The Herald Bulletin

January 25, 2014

Back in the News: Jan. 26


The Herald Bulletin

---- — The Herald Bulletin looks back at stories from the Anderson Daily Bulletin and The Anderson Herald newspapers.

10 Years Ago – 2004

Jan. 26 – Oreon Trickey, director of The Joshua Center in Chicago, was the featured guest on the Anderson University campus during Impact Your World Week. The AU Campus Ministries office sponsors the week to offer students and the community an opportunity for worship and study with an off-campus speaker. Trickey’s program offers services for homeless women through the shelter. The public is invited to hear Trickey speak several times during the week of service.
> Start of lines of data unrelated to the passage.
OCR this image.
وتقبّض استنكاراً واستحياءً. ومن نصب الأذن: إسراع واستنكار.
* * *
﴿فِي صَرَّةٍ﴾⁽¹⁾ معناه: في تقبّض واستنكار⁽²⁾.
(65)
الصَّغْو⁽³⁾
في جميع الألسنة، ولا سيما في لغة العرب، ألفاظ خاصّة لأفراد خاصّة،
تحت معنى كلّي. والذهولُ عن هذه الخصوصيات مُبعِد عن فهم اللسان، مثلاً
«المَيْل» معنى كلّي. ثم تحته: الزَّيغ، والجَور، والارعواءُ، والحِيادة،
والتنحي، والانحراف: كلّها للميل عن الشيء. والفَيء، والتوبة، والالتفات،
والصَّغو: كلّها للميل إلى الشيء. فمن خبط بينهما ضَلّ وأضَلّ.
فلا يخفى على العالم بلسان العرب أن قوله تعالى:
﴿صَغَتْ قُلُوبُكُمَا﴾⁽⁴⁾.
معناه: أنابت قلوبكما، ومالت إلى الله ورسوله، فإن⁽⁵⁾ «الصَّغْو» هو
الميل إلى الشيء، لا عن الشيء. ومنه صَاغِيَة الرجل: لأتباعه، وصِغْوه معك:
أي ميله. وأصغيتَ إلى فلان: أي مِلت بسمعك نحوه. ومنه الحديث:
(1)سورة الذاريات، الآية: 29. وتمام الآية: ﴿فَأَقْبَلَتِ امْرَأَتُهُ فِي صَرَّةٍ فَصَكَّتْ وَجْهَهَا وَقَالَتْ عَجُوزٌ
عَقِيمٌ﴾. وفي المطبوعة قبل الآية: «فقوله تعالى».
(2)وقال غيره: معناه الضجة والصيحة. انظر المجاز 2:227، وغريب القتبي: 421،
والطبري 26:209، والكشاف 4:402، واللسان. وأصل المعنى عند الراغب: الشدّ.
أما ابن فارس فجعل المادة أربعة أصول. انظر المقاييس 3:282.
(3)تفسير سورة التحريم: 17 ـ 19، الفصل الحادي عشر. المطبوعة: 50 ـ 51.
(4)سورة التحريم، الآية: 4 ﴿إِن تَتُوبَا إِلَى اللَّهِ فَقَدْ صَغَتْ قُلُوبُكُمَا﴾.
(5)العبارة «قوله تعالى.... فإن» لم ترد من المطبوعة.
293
Jan. 28 – There were some things being said about Ned Bardsley on Tuesday, and the centenarian refused to take them sitting down. Slowly rising from his wheelchair at the Anderson Country Club, he said, “I’m floored. I don’t know what to say.” “Say thank you,” prompted his wife, Ailene. The Anderson Rotary Club honored Bardsley with a special seat and presentation for his upcoming 100th birthday on Saturday, 58 years as a Rotarian and lifetime of community service. Mayor Kevin Smith declared Saturday Ned Bardsley Day in Anderson. Bardsley is a year older than Rotary’s international organization, which began in 1905.

25 Years Ago – 1989

Jan. 26 – Concerns about asbestos have added unexpected costs to the renovation of the Anderson Housing Authority’s future office building. Executive Director Shirley Weatherly told the authority’s board of commissioners that workers recently removed asbestos from the building at 528 W. 11th St. that will serve as their new offices come March. Removing the asbestos will cost $47,950, while another $11,839 will be needed to install a new ceiling, Weatherly said. Despite the additional effort, she stated the project is still on schedule.
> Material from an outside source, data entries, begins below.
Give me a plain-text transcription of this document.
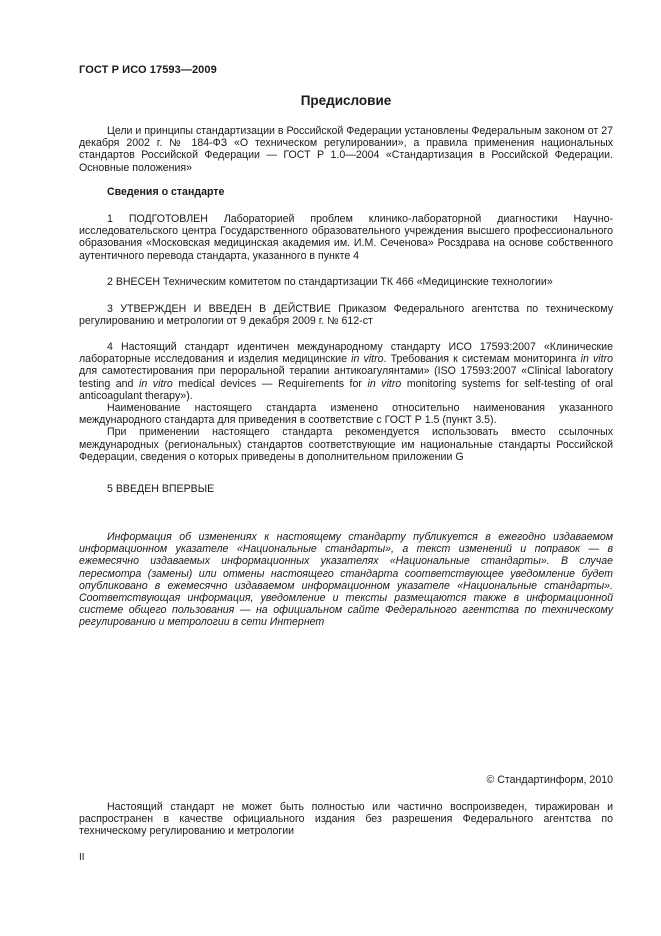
ГОСТ Р ИСО 17593—2009
Предисловие
Цели и принципы стандартизации в Российской Федерации установлены Федеральным законом от 27 декабря 2002 г. № 184-ФЗ «О техническом регулировании», а правила применения национальных стандартов Российской Федерации — ГОСТ Р 1.0—2004 «Стандартизация в Российской Федерации. Основные положения»
Сведения о стандарте
1 ПОДГОТОВЛЕН Лабораторией проблем клинико-лабораторной диагностики Научно-исследовательского центра Государственного образовательного учреждения высшего профессионального образования «Московская медицинская академия им. И.М. Сеченова» Росздрава на основе собственного аутентичного перевода стандарта, указанного в пункте 4
2 ВНЕСЕН Техническим комитетом по стандартизации ТК 466 «Медицинские технологии»
3 УТВЕРЖДЕН И ВВЕДЕН В ДЕЙСТВИЕ Приказом Федерального агентства по техническому регулированию и метрологии от 9 декабря 2009 г. № 612-ст

4 Настоящий стандарт идентичен международному стандарту ИСО 17593:2007 «Клинические лабораторные исследования и изделия медицинские in vitro. Требования к системам мониторинга in vitro для самотестирования при пероральной терапии антикоагулянтами» (ISO 17593:2007 «Clinical laboratory testing and in vitro medical devices — Requirements for in vitro monitoring systems for self-testing of oral anticoagulant therapy»).

Наименование настоящего стандарта изменено относительно наименования указанного международного стандарта для приведения в соответствие с ГОСТ Р 1.5 (пункт 3.5).

При применении настоящего стандарта рекомендуется использовать вместо ссылочных международных (региональных) стандартов соответствующие им национальные стандарты Российской Федерации, сведения о которых приведены в дополнительном приложении G

5 ВВЕДЕН ВПЕРВЫЕ
Информация об изменениях к настоящему стандарту публикуется в ежегодно издаваемом информационном указателе «Национальные стандарты», а текст изменений и поправок — в ежемесячно издаваемых информационных указателях «Национальные стандарты». В случае пересмотра (замены) или отмены настоящего стандарта соответствующее уведомление будет опубликовано в ежемесячно издаваемом информационном указателе «Национальные стандарты». Соответствующая информация, уведомление и тексты размещаются также в информационной системе общего пользования — на официальном сайте Федерального агентства по техническому регулированию и метрологии в сети Интернет
© Стандартинформ, 2010
Настоящий стандарт не может быть полностью или частично воспроизведен, тиражирован и распространен в качестве официального издания без разрешения Федерального агентства по техническому регулированию и метрологии
II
Jan. 28 – Madison Superior Court 3 Judge Thomas Newman Jr. ordered Willie Lee English shackled and handcuffed during jury selection Friday after an angry outburst in the courtroom. English, 37, is charged with murder and could face the death penalty if convicted of killing his ex-wife, Diane English. Jury selection continued slowly throughout the day Friday. Shortly before 2 p.m., English became upset with the proceedings. Newman ordered him shackled and handcuffed, but later rescinded the order when English’s attorneys assured the judge their client would be able to restrain himself in the future.

50 Years Ago – 1964

Jan. 26 – An all-time high of $175,598,352 was distributed during 1963 in Anderson by Delco-Remy and Guide Lamp Divisions of General Motors to employees and local suppliers, it was disclosed Saturday by Delco-Remy General Manager Donald L. Boyes and Guide Lamp General Manager Byron L. Stewart in a joint summary of GM’s 1963 operations. At the same time, the two divisions said that present GM employment here is near the 21,000 mark, an all-time year-end employment record for the GM concerns.

Jan. 31 – Good judgment and common sense while driving and parking downtown are two of the most important points being emphasized by the Anderson Police Department, according to Capt. Roy Smith of the Traffic Division. Smith said yesterday too many cars have been parking in loading areas and must be fined for illegal parking. Bright yellow parking tickets are appearing on car windshields all over downtown because motorists fail to heed warnings on parking meters, he added.

100 Years Ago – 1914

Jan. 27 – An ordinance which makes it necessary for clairvoyants or fortune tellers to pay a city license of $100 a year was passed through first reading at a special meeting of the city council. The ordinance also provides that the city, with cause, can revoke the license. Mayor Mellett said it was the aim to forbid fortune tellers and clairvoyants from operating in this city by making the license fee so high they could not pay the price.

Jan. 29 – Dr. Thomas O’Neill and Dr. A.W. Collins were arrested last night by Patrolman Brown for violation of a state law by leaving their automobiles standing in the street after dark without one front light and rear light burning. Both men gave $11 cash bond for their appearance in police court today. They think the law has been incorrectly translated by the local authorities and will test the case.